Taipei Mayor Ko Wen-je (柯文哲) yesterday said a meeting is to be held tomorrow to discuss plans by Taipei Agricultural Products Marketing general manager Wu Yin-ning (吳音寧) to renovate the Taipei First Wholesale Fruit and Vegetable Market, a proposal that Ko has criticized.
Several councilors focused on the market renovation project during the Taipei City Council’s weekly question-and-answer session on Thursday last week, asking Ko to explain the project and to apologize to Wu. Ko lost his temper, even to the point of using foul language.
Debate was stirred up when Democratic Progressive Party (DPP) Taipei City Councilor Chien Hsu-pei (簡舒培) asked why the government rejected Wu’s proposed design for the market renovation, which could have saved the budget up to NT$1.1 billion (US$35.7 million).

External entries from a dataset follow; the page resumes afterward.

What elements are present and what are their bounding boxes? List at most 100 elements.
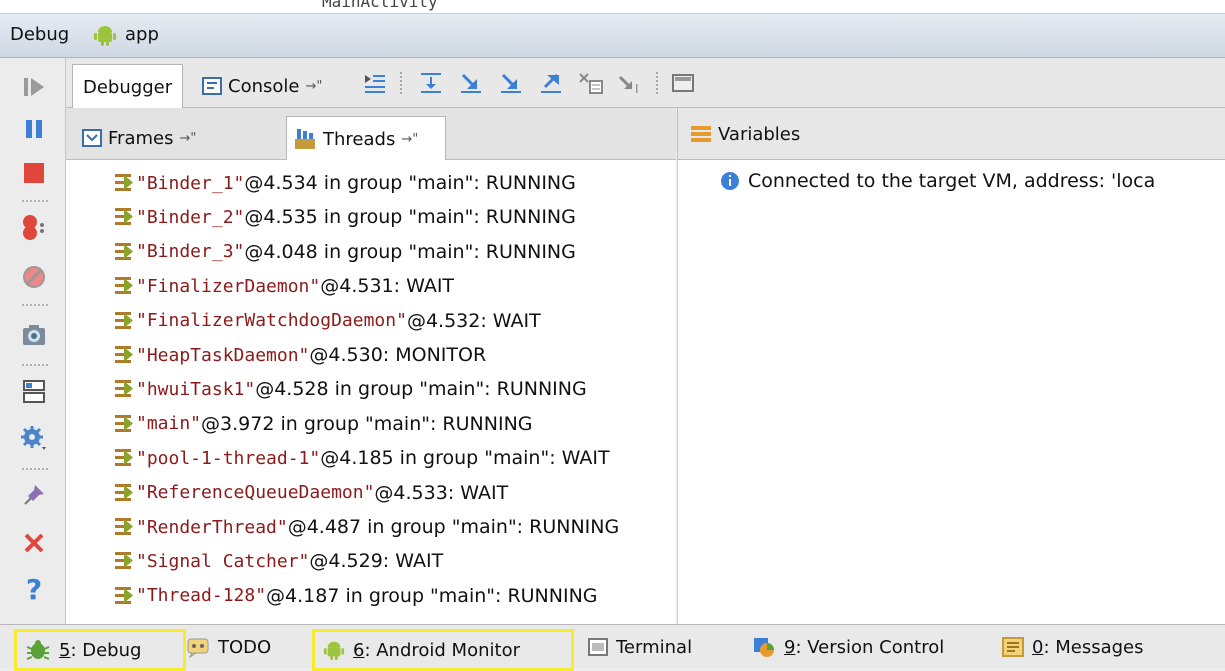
tool-window-bar: 5: Debug TODO 6: Android Monitor Termina…	[0, 624, 1225, 671]
settings-gear-icon[interactable]	[19, 424, 49, 454]
tab-console-label: Console	[228, 75, 300, 97]
debug-tool-button[interactable]: 5: Debug	[14, 629, 186, 671]
thread-icon	[115, 449, 133, 467]
toolbar-separator	[22, 200, 48, 202]
console-icon	[202, 77, 222, 95]
thread-info: @4.534 in group "main": RUNNING	[244, 172, 576, 194]
thread-row[interactable]: "hwuiTask1" @4.528 in group "main": RUNNI…	[112, 372, 587, 406]
thread-row[interactable]: "FinalizerWatchdogDaemon" @4.532: WAIT	[112, 304, 541, 338]
camera-icon[interactable]	[19, 320, 49, 350]
toolbar-separator	[22, 304, 48, 306]
threads-list: "Binder_1" @4.534 in group "main": RUNNIN…	[66, 160, 676, 624]
view-breakpoints-icon[interactable]	[19, 212, 49, 242]
tab-console[interactable]: Console →"	[192, 64, 332, 108]
thread-icon	[115, 518, 133, 535]
thread-row[interactable]: "pool-1-thread-1" @4.185 in group "main":…	[112, 441, 610, 475]
tab-threads[interactable]: Threads →"	[286, 116, 446, 160]
debug-tool-text: : Debug	[70, 639, 142, 661]
pin-icon[interactable]	[19, 480, 49, 510]
info-icon	[721, 172, 739, 190]
toolbar-separator	[400, 72, 402, 94]
thread-row[interactable]: "FinalizerDaemon" @4.531: WAIT	[112, 269, 454, 303]
mute-breakpoints-icon[interactable]	[19, 262, 49, 292]
messages-icon	[1002, 637, 1024, 657]
step-into-icon[interactable]	[458, 70, 484, 96]
tab-threads-label: Threads	[323, 128, 396, 150]
thread-info: @3.972 in group "main": RUNNING	[201, 412, 533, 435]
todo-tool-button[interactable]: TODO	[178, 629, 279, 665]
thread-name: "FinalizerWatchdogDaemon"	[136, 310, 407, 332]
thread-info: @4.529: WAIT	[309, 550, 444, 573]
pin-tab-icon[interactable]: →"	[305, 79, 322, 94]
debug-title-label: Debug	[10, 24, 70, 45]
messages-tool-label: 0: Messages	[1032, 637, 1144, 658]
tab-debugger-label: Debugger	[83, 76, 173, 98]
evaluate-expression-icon[interactable]	[670, 70, 696, 96]
debug-left-toolbar: ?	[0, 58, 66, 624]
thread-name: "FinalizerDaemon"	[136, 275, 321, 297]
stop-icon[interactable]	[19, 158, 49, 188]
close-icon[interactable]	[19, 528, 49, 558]
debug-tool-label: 5: Debug	[59, 640, 141, 661]
thread-info: @4.533: WAIT	[374, 481, 509, 504]
thread-row[interactable]: "HeapTaskDaemon" @4.530: MONITOR	[112, 338, 486, 372]
thread-icon	[115, 311, 133, 329]
thread-info: @4.048 in group "main": RUNNING	[244, 240, 576, 263]
pin-tab-icon[interactable]: →"	[401, 132, 418, 147]
thread-info: @4.531: WAIT	[320, 275, 455, 298]
thread-icon	[115, 174, 133, 191]
thread-icon	[115, 277, 133, 295]
android-monitor-text: : Android Monitor	[364, 639, 520, 661]
thread-row[interactable]: "Binder_3" @4.048 in group "main": RUNNIN…	[112, 235, 576, 269]
step-out-icon[interactable]	[538, 70, 564, 96]
android-monitor-tool-button[interactable]: 6: Android Monitor	[312, 629, 574, 671]
resume-program-icon[interactable]	[19, 72, 49, 102]
drop-frame-icon[interactable]	[578, 70, 604, 96]
thread-name: "main"	[136, 413, 202, 435]
variables-message: Connected to the target VM, address: 'lo…	[748, 170, 1156, 192]
thread-icon	[115, 552, 133, 570]
thread-row[interactable]: "Binder_2" @4.535 in group "main": RUNNIN…	[112, 200, 576, 234]
run-config-name: app	[125, 24, 159, 45]
pause-program-icon[interactable]	[19, 114, 49, 144]
thread-name: "pool-1-thread-1"	[136, 447, 321, 469]
terminal-tool-button[interactable]: Terminal	[580, 629, 700, 665]
svg-text:I: I	[635, 82, 639, 95]
thread-row[interactable]: "Signal Catcher" @4.529: WAIT	[112, 544, 443, 578]
variables-icon	[691, 126, 711, 142]
version-control-tool-button[interactable]: 9: Version Control	[744, 629, 952, 665]
thread-name: "RenderThread"	[136, 516, 288, 538]
thread-row[interactable]: "main" @3.972 in group "main": RUNNING	[112, 407, 533, 441]
version-control-tool-label: 9: Version Control	[784, 637, 944, 658]
thread-icon	[115, 208, 133, 226]
restore-layout-icon[interactable]	[19, 376, 49, 406]
thread-row[interactable]: "Binder_1" @4.534 in group "main": RUNNIN…	[112, 166, 576, 200]
variables-title: Variables	[718, 123, 801, 145]
pin-tab-icon[interactable]: →"	[179, 131, 196, 146]
thread-icon	[115, 346, 133, 363]
thread-row[interactable]: "RenderThread" @4.487 in group "main": RU…	[112, 510, 619, 544]
bug-icon	[26, 640, 50, 660]
step-over-icon[interactable]	[418, 70, 444, 96]
thread-icon	[115, 380, 133, 398]
android-monitor-tool-label: 6: Android Monitor	[353, 640, 520, 661]
run-to-cursor-icon[interactable]: I	[618, 70, 644, 96]
show-execution-point-icon[interactable]	[362, 70, 388, 96]
thread-icon	[115, 242, 133, 260]
tab-frames-label: Frames	[108, 127, 174, 149]
variables-header: Variables	[677, 108, 1225, 160]
variables-message-row: Connected to the target VM, address: 'lo…	[720, 170, 1155, 192]
tab-debugger[interactable]: Debugger	[72, 64, 184, 109]
thread-info: @4.487 in group "main": RUNNING	[287, 516, 620, 538]
thread-row[interactable]: "Thread-128" @4.187 in group "main": RUNN…	[112, 579, 598, 613]
variables-panel: Connected to the target VM, address: 'lo…	[677, 160, 1225, 624]
messages-tool-button[interactable]: 0: Messages	[994, 629, 1152, 665]
thread-name: "Thread-128"	[136, 585, 267, 607]
thread-row[interactable]: "ReferenceQueueDaemon" @4.533: WAIT	[112, 476, 508, 510]
todo-icon	[187, 638, 209, 658]
tab-frames[interactable]: Frames →"	[76, 116, 196, 160]
todo-tool-label: TODO	[218, 636, 272, 658]
force-step-into-icon[interactable]	[498, 70, 524, 96]
debug-title-bar: Debug app	[0, 14, 1225, 58]
help-icon[interactable]: ?	[19, 573, 49, 606]
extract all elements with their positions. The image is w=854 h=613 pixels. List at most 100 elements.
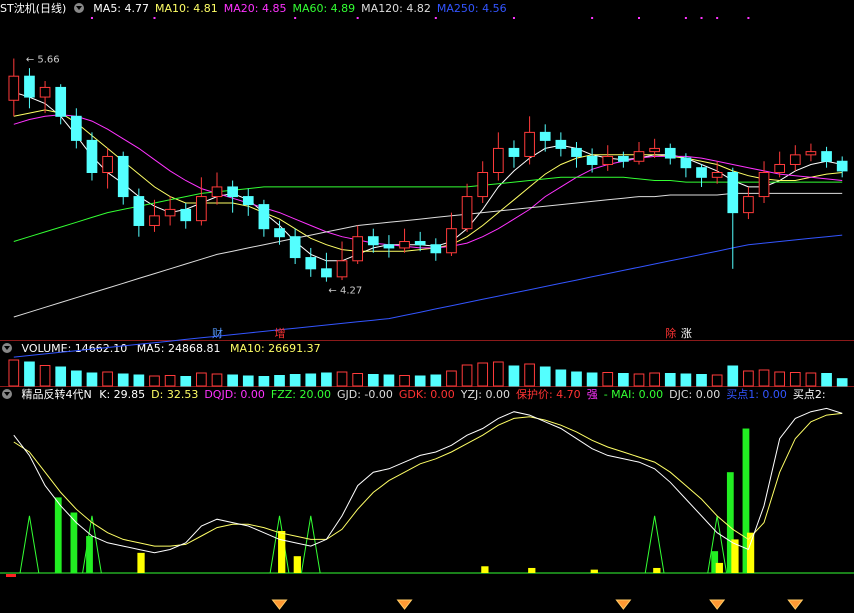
volume-bar [274,375,285,387]
candle-body [680,157,692,169]
signal-bar-green [86,536,93,573]
volume-bar [524,363,535,387]
candle-body [446,228,457,254]
volume-bar [461,364,473,387]
candle-body [805,151,817,156]
candle-body [8,75,20,101]
diamond-icon [709,599,726,610]
candle-body [383,244,395,249]
event-marker: 增 [275,326,286,340]
volume-bar [70,370,82,387]
ma-line-ma10 [13,109,843,252]
candle-body [571,147,582,157]
candle-body [743,196,754,214]
volume-bar [664,373,676,387]
signal-dot [591,17,594,19]
candle-body [227,186,238,198]
volume-bar [164,375,176,387]
volume-bar [586,372,598,387]
signal-dot [294,17,297,19]
volume-bar [836,378,848,387]
volume-bar [8,359,20,387]
candle-body [711,172,723,178]
signal-bar-green [70,512,78,573]
candle-body [461,196,473,230]
signal-bar-yellow [590,569,598,573]
signal-bar-yellow [481,566,489,573]
volume-bar [227,374,238,387]
stock-chart[interactable]: ← 5.66 ← 4.27 财 增 除涨 [0,0,854,613]
candle-body [696,167,707,178]
candle-body [352,236,364,262]
ma-line-ma250 [13,234,843,358]
indicator-line-d [13,412,843,547]
volume-bar [86,372,98,387]
candle-body [70,115,82,141]
volume-bar [696,374,707,387]
volume-bar [39,365,51,387]
volume-bar [618,373,629,387]
volume-bar [821,373,832,387]
volume-bar [430,374,442,387]
volume-bar [133,374,145,387]
volume-bar [633,373,645,387]
diamond-icon [615,599,632,610]
diamond-icon [271,599,288,610]
signal-bar-yellow [528,567,536,573]
diamond-icon [396,599,413,610]
volume-bar [711,374,723,387]
fzz-spike [19,515,40,574]
ma-line-ma20 [13,114,843,249]
volume-bar [258,376,270,387]
candle-body [180,208,192,222]
volume-bar [774,371,786,387]
candle-body [727,172,739,214]
candle-body [836,160,848,172]
candle-body [430,244,442,254]
high-price-label: ← 5.66 [26,55,60,66]
candle-body [274,228,285,238]
candle-body [24,75,35,98]
signal-dot [434,17,437,19]
candle-body [664,147,676,159]
volume-bar [196,372,207,387]
candle-body [539,131,551,141]
event-marker: 财 [212,326,223,340]
volume-bar [55,366,67,387]
volume-bar [539,366,551,387]
candle-body [305,257,317,270]
candle-body [649,147,660,153]
candle-body [758,172,770,198]
volume-bar [289,374,301,387]
signal-dot [716,17,719,19]
low-price-label: ← 4.27 [328,286,362,297]
volume-bar [211,373,223,387]
signal-dot [90,17,93,19]
volume-bar [180,376,192,387]
volume-bar [602,372,614,387]
indicator-line-k [13,407,843,554]
volume-bar [305,373,317,387]
candle-body [399,241,410,249]
candle-body [633,151,645,162]
candle-body [149,215,160,226]
signal-dot [356,17,359,19]
candle-body [289,236,301,259]
signal-bar-yellow [278,531,286,573]
candle-body [555,139,567,149]
candle-body [39,86,51,98]
signal-bar-yellow [715,562,723,573]
red-marker [6,574,16,577]
signal-bar-green [54,497,62,573]
event-marker: 除 [665,326,676,340]
candle-body [367,236,379,246]
event-marker: 涨 [681,327,692,340]
signal-dot [638,17,640,19]
candle-body [55,86,67,117]
candle-body [86,139,98,173]
candle-body [477,172,489,198]
candle-body [618,155,629,162]
volume-bar [414,375,426,387]
volume-bar [789,372,801,387]
signal-bar-yellow [653,567,661,573]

Photo: Liao Chen-huei, Taipei Times
Ko asked whether the councilor was insinuating that the city government is corrupt and said that the city’s consultant firms and other professionals were unlikely to come up with plans that were worse than Wu’s.
Wu said that her company’s plan incorporates suggestions from workers at the market.
On Wednesday, Ko said that Wu did not attend city council meetings and that she should communicate better with the city.
DPP Taipei mayoral candidate Pasuya Yao (姚文智) said Ko was “being arrogant and biased,” “using foul language and telling lies,” and “telling a lie together with city government officials” about the project.
“I am not a candidate, not a tool for election campaigns, and I certainly do not hope to become anyone’s political cash dispenser,” Wu wrote on Facebook on Friday last week, adding that the renovation project was a critical public infrastructure project and should incorporate good ideas, whether from within or without the municipality.
On Friday, Ko defended the department heads not being able to answer questions about the renovation in detail at that day’s council meeting, saying that it was normal for department heads not to know, but that the division heads should have known.
Ko said that Wu would be invited to a meeting tomorrow and asked to discuss the renovation plan.
He later wrote on Facebook that patience and being willing to accept device is needed in dealing with such challenges, but that he had run out of patience at the city council meeting.
Ko and other city officials would keep communication channels open and consider people’s advice so that they could improve, he added.